Lethal staph infections not so rare
Deadly drug-resistant staph infections, once largely confined to hospitals, are far more common in the general population than previously thought, according to a study in Thursday’s New England Journal of Medicine.
The study examined more than 1,600 cases of the infection caused by a strain of Staphylococcus aureus in Baltimore, Atlanta and Minnesota. Nearly one-fourth of those patients later required hospitalization.
The study, conducted by researchers from the Centers for Disease Control and Prevention and other institutions, confirmed that the organism is circulating widely in the general population.
“There was a remarkable association of a large number of cases, all caused by this drug-resistant strain,” said Dr. Henry F. Chambers, a staph expert at San Francisco General Hospital who wrote an editorial accompanying the study.
Common staph is present on the skin or in the nostrils of about one in three people, typically without causing illness.

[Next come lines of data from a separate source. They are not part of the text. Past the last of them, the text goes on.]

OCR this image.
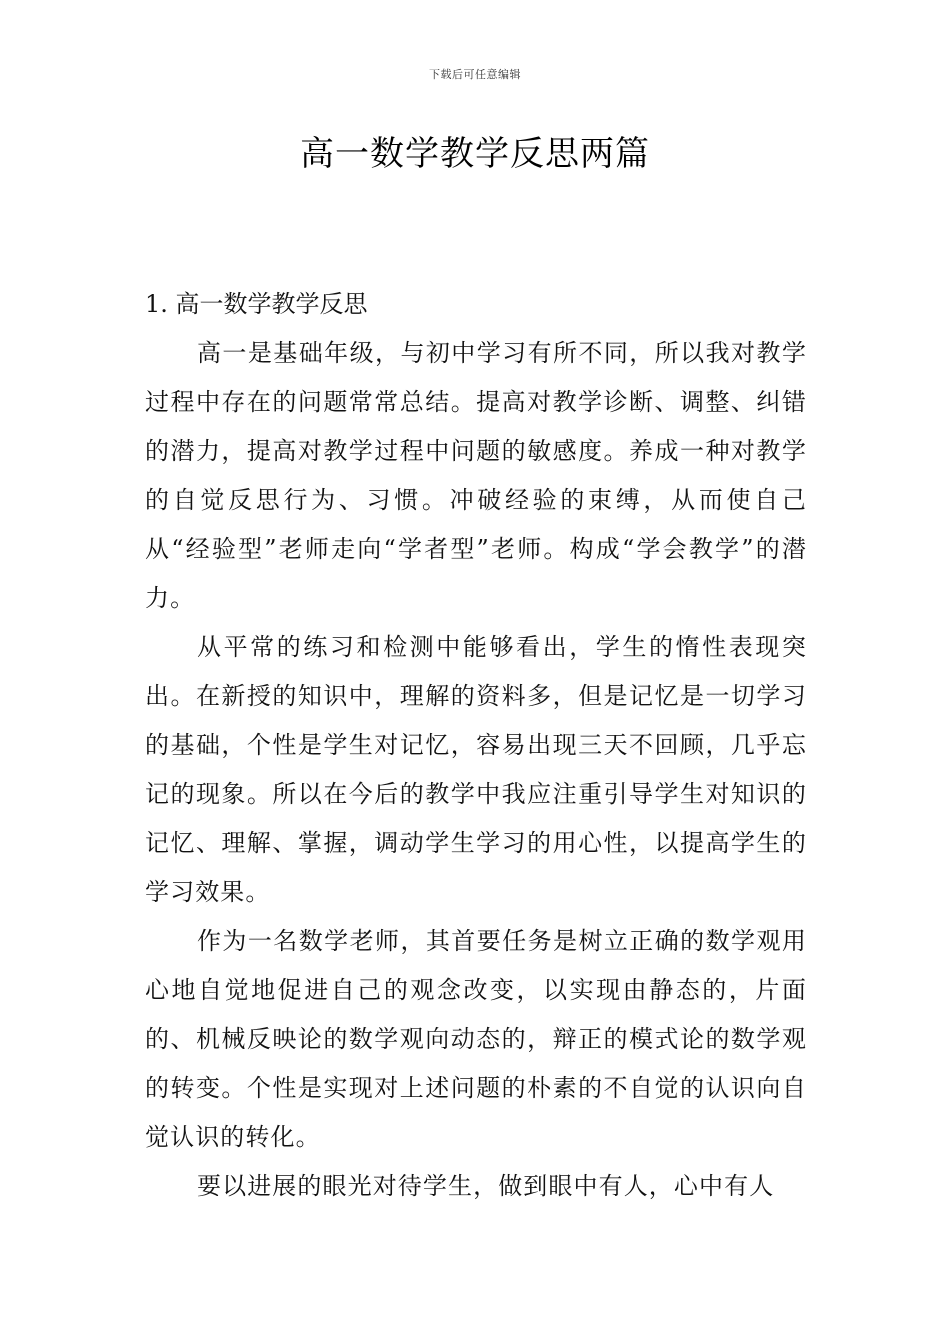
下载后可任意编辑
高一数学教学反思两篇
1. 高一数学教学反思

高一是基础年级，与初中学习有所不同，所以我对教学过程中存在的问题常常总结。提高对教学诊断、调整、纠错的潜力，提高对教学过程中问题的敏感度。养成一种对教学的自觉反思行为、习惯。冲破经验的束缚，从而使自己从“经验型”老师走向“学者型”老师。构成“学会教学”的潜力。

从平常的练习和检测中能够看出，学生的惰性表现突出。在新授的知识中，理解的资料多，但是记忆是一切学习的基础，个性是学生对记忆，容易出现三天不回顾，几乎忘记的现象。所以在今后的教学中我应注重引导学生对知识的记忆、理解、掌握，调动学生学习的用心性，以提高学生的学习效果。

作为一名数学老师，其首要任务是树立正确的数学观用心地自觉地促进自己的观念改变，以实现由静态的，片面的、机械反映论的数学观向动态的，辩正的模式论的数学观的转变。个性是实现对上述问题的朴素的不自觉的认识向自觉认识的转化。

要以进展的眼光对待学生，做到眼中有人，心中有人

In previous research, the drug-resistant strain was found to cause painful skin lesions that resembled infected spider bites, a deadly lung disease known as necrotizing pneumonia and toxic-shock syndrome – a type of blood poisoning that can be fatal.
But doctors outside of hospitals typically don’t look for drug-resistant staph, and therefore don’t order lab tests to verify the strain. Instead, they routinely prescribe ineffective antibiotics, sometimes leading to more severe illnesses and even deaths.

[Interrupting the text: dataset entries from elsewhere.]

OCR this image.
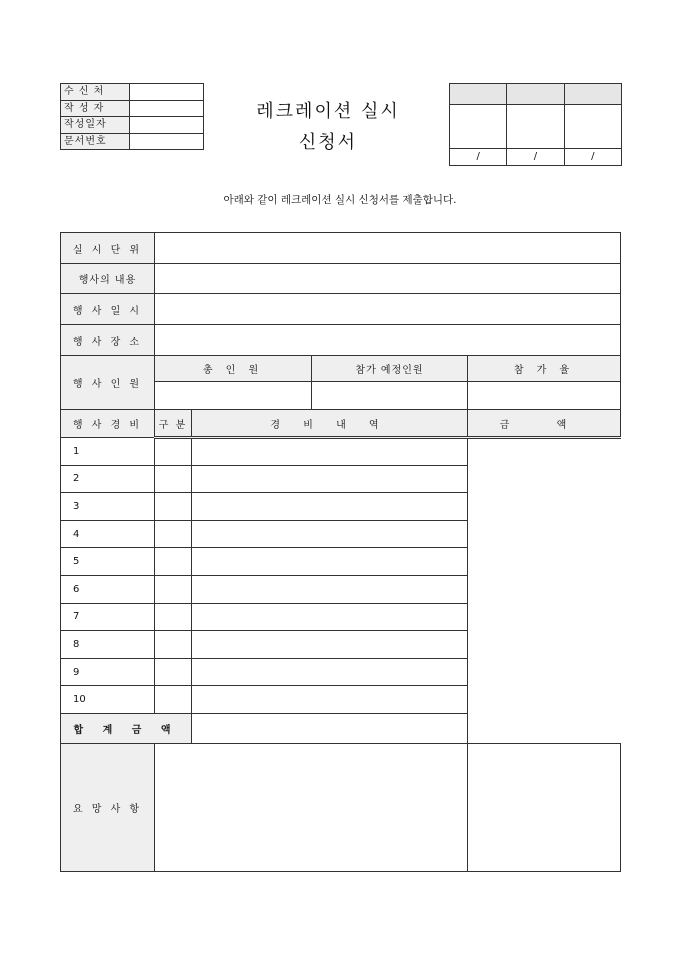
수 신 처	
작 성 자	
작성일자	
문서번호	
레크레이션 실시
신청서

/	/	/
아래와 같이 레크레이션 실시 신청서를 제출합니다.
실 시 단 위			
행사의 내용			
행 사 일 시			
행 사 장 소			
행 사 인 원	총 인 원	참가 예정인원	참 가 율

행 사 경 비	구 분	경 비 내 역	금 액
1			
2			
3			
4			
5			
6			
7			
8			
9			
10			
합 계 금 액			
요 망 사 항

In a separate article in the journal, researchers reported that they have linked drug-resistant staph infections to a rare, often-deadly disease known as necrotizing fasciitis, or more commonly, “flesh eating” syndrome.

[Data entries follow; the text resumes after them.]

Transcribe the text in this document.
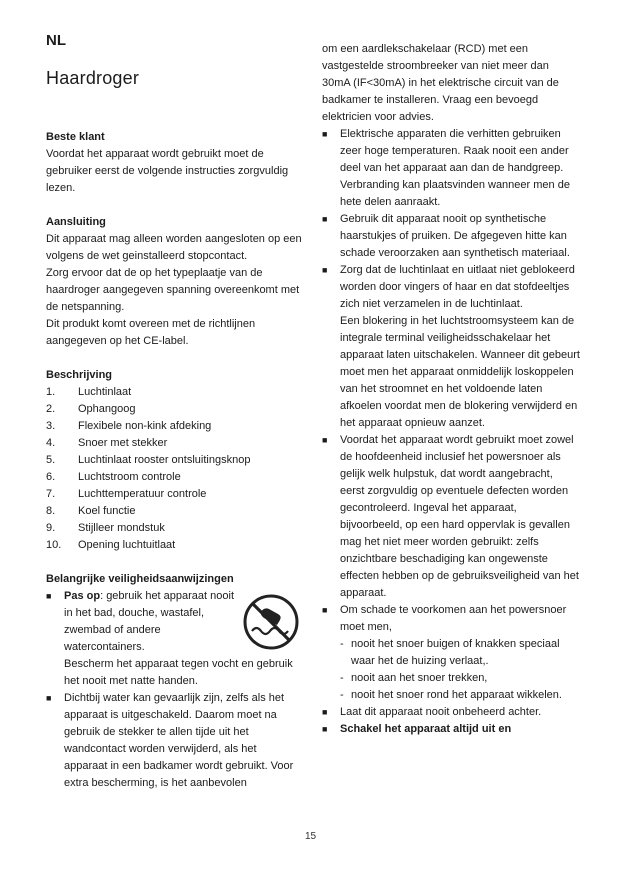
NL
Haardroger
Beste klant

Voordat het apparaat wordt gebruikt moet de gebruiker eerst de volgende instructies zorgvuldig lezen.

Aansluiting

Dit apparaat mag alleen worden aangesloten op een volgens de wet geinstalleerd stopcontact.

Zorg ervoor dat de op het typeplaatje van de haardroger aangegeven spanning overeenkomt met de netspanning.

Dit produkt komt overeen met de richtlijnen aangegeven op het CE-label.

Beschrijving
1.	Luchtinlaat
2.	Ophangoog
3.	Flexibele non-kink afdeking
4.	Snoer met stekker
5.	Luchtinlaat rooster ontsluitingsknop
6.	Luchtstroom controle
7.	Luchttemperatuur controle
8.	Koel functie
9.	Stijlleer mondstuk
10.	Opening luchtuitlaat
Belangrijke veiligheidsaanwijzingen
■	Pas op: gebruik het apparaat nooit in het bad, douche, wastafel, zwembad of andere watercontainers.

Bescherm het apparaat tegen vocht en gebruik het nooit met natte handen.

■	Dichtbij water kan gevaarlijk zijn, zelfs als het apparaat is uitgeschakeld. Daarom moet na gebruik de stekker te allen tijde uit het wandcontact worden verwijderd, als het apparaat in een badkamer wordt gebruikt. Voor extra bescherming, is het aanbevolen

om een aardlekschakelaar (RCD) met een vastgestelde stroombreeker van niet meer dan 30mA (IF<30mA) in het elektrische circuit van de badkamer te installeren. Vraag een bevoegd elektricien voor advies.

■	Elektrische apparaten die verhitten gebruiken zeer hoge temperaturen. Raak nooit een ander deel van het apparaat aan dan de handgreep. Verbranding kan plaatsvinden wanneer men de hete delen aanraakt.

■	Gebruik dit apparaat nooit op synthetische haarstukjes of pruiken. De afgegeven hitte kan schade veroorzaken aan synthetisch materiaal.

■	Zorg dat de luchtinlaat en uitlaat niet geblokeerd worden door vingers of haar en dat stofdeeltjes zich niet verzamelen in de luchtinlaat.

Een blokering in het luchtstroomsysteem kan de integrale terminal veiligheidsschakelaar het apparaat laten uitschakelen. Wanneer dit gebeurt moet men het apparaat onmiddelijk loskoppelen van het stroomnet en het voldoende laten afkoelen voordat men de blokering verwijderd en het apparaat opnieuw aanzet.

■	Voordat het apparaat wordt gebruikt moet zowel de hoofdeenheid inclusief het powersnoer als gelijk welk hulpstuk, dat wordt aangebracht, eerst zorgvuldig op eventuele defecten worden gecontroleerd. Ingeval het apparaat, bijvoorbeeld, op een hard oppervlak is gevallen mag het niet meer worden gebruikt: zelfs onzichtbare beschadiging kan ongewenste effecten hebben op de gebruiksveiligheid van het apparaat.

■	Om schade te voorkomen aan het powersnoer moet men,

- nooit het snoer buigen of knakken speciaal waar het de huizing verlaat,.
- nooit aan het snoer trekken,
- nooit het snoer rond het apparaat wikkelen.
■	Laat dit apparaat nooit onbeheerd achter.

■	Schakel het apparaat altijd uit en

15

“Necrotizing fasciitis is a terrible disease, but before now, Staph aureus was never the cause,” said Dr. Robert Daum, a pediatrics professor at the University of Chicago and one of the first physicians to notice wider circulation of drug-resistant staph.
“Antibiotic resistance and virulence are converging,” he said. “It’s really disturbing.”
The few antibiotics that kill the resistant staph strain are costly, and likely to wane in potency over time, said Dr. Loren Miller, a researcher at the Los Angeles Biomedical Research Institute.
“The problem is we are not developing new antibiotics as fast as we used to because there are very few monetary incentives for pharmaceutical companies to do that,” Miller said. “The bugs are about two steps ahead of us.”